By sharing stories about how feedback propelled your growth, you’ll be making deposits into building the kind of high-performance team Jolie highlighted.
- Lopsided feedback dynamics
A lack of feedback stories also maintains the status quo of hierarchical and often performative feedback relationships. If you are a people manager who occasionally shares stories about how you received feedback—last week or years ago or whenever—that helped you improve in X, Y, or Z, you’ll be normalizing and even promoting feedback-seeking behavior.
As Dr. Susan Ashford’s research stated more than 40 years ago:
“Rather than a sign of weakness and uncertainty, asking for feedback could come to represent a confident desire to understand one’s strengths and weaknesses. Opening up this channel of feedback will allow employees to obtain more accurate appraisals of their work at the times when such appraisals are most valuable.”
Challenges to individual professional growth
The negative impact spills into individual growth as well.
- Unprepared people managers
I told the story of Khai in an article titled, To Improve Your Learning Culture, Promote Feedback Literacy. Khai was about to become a first-time people manager, but I quickly realized they never had a healthy feedback culture modeled for them.
As a result, Khai believed they were now crossing over to the other side of the feedback line. As an individual contributor, Khai passively received feedback and did what they were told. As a people manager, Khai was anxious about how to become a confident giver. The lines were black and white; one side gave feedback and the other received it.

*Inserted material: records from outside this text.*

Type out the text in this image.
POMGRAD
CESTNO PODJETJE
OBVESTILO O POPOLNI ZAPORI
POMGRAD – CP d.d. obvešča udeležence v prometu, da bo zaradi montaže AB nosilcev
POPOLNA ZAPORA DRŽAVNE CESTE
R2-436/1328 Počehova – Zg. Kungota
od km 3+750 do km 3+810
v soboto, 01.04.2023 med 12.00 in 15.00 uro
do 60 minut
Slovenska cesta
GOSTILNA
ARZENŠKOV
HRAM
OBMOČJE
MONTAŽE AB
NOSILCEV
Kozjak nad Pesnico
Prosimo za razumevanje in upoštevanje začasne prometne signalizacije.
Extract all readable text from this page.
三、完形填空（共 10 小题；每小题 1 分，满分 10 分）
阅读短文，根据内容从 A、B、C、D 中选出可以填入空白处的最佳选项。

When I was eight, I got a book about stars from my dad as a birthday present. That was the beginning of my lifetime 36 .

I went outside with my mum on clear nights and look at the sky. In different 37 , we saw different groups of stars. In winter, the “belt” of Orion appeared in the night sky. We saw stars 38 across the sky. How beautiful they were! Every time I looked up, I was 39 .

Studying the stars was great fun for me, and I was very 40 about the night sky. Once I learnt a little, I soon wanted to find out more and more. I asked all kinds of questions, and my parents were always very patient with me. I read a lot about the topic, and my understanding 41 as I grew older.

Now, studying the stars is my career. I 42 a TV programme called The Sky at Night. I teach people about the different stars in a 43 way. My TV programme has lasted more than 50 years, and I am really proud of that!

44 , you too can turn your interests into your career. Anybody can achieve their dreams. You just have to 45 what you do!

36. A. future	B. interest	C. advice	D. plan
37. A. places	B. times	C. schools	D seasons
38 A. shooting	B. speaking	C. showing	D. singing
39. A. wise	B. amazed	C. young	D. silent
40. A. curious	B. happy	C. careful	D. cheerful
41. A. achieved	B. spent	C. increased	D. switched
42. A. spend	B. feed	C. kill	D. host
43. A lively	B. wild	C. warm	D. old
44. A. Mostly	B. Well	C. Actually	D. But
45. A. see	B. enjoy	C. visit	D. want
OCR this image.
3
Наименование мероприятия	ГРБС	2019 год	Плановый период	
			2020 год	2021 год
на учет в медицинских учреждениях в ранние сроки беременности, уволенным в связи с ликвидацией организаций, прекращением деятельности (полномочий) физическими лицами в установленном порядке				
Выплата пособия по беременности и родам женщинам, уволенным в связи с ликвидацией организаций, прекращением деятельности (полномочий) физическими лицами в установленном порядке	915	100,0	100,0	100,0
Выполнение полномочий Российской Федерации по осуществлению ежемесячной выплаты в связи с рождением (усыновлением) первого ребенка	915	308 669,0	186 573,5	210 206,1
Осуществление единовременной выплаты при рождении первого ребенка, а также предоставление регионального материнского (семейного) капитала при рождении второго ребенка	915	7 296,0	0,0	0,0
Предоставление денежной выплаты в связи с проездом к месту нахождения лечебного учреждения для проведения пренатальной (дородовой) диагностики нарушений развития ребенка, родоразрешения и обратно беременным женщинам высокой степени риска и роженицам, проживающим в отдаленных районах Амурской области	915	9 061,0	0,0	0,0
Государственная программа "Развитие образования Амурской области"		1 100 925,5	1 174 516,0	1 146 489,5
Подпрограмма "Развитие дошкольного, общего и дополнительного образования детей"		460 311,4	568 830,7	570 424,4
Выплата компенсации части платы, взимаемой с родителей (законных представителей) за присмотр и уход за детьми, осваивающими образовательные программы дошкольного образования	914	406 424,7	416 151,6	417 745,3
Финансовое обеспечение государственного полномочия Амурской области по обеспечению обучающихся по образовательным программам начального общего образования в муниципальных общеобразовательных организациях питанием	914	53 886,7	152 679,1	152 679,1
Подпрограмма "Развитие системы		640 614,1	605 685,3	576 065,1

As I met with Khai, I couldn’t help but think what a tremendous gift it would have been for their professional growth if their past managers had told them great stories about how seeking and receiving feedback helped them get to where they are. This wouldn’t have been enough for Khai to understand all it takes to build a feedback culture, but it would have made feedback feel human and dynamic rather than based on unwritten rules and lines.
- YIIATM (Years In Is All That Matters)
With ill-equipped new people managers and individualistic and lopsided feedback cultures void of feedback stories, it’s easy for folks to assume YIIATM. In other words, to assume that growth within the org and professionally comes just by putting in the time.
YIIATM is increasingly not a reality for today’s workforce in the U.S. and many other countries. Consider what’s happening with S&P 500 lifespans. Here is how Patrick Viguerie, Ned Calder, and Brian Hindo of Innosight described it:
“Our tracking of corporate longevity of S&P 500 firms shows a steady churn rate of companies dropping off the index as new entrants join the list and corporate lifespans continue their downward trajectory.”
And, even if YIIATM was more commonplace (as perhaps it was decades ago), the YIIATM mindset is one of complacency rather than the kind of proactive, continuous growth professionals must embrace today.
** FTW To Do **
- This week, consider sharing a feedback-led growth story with a colleague who may benefit from it. You just might improve their relationship with feedback and with you.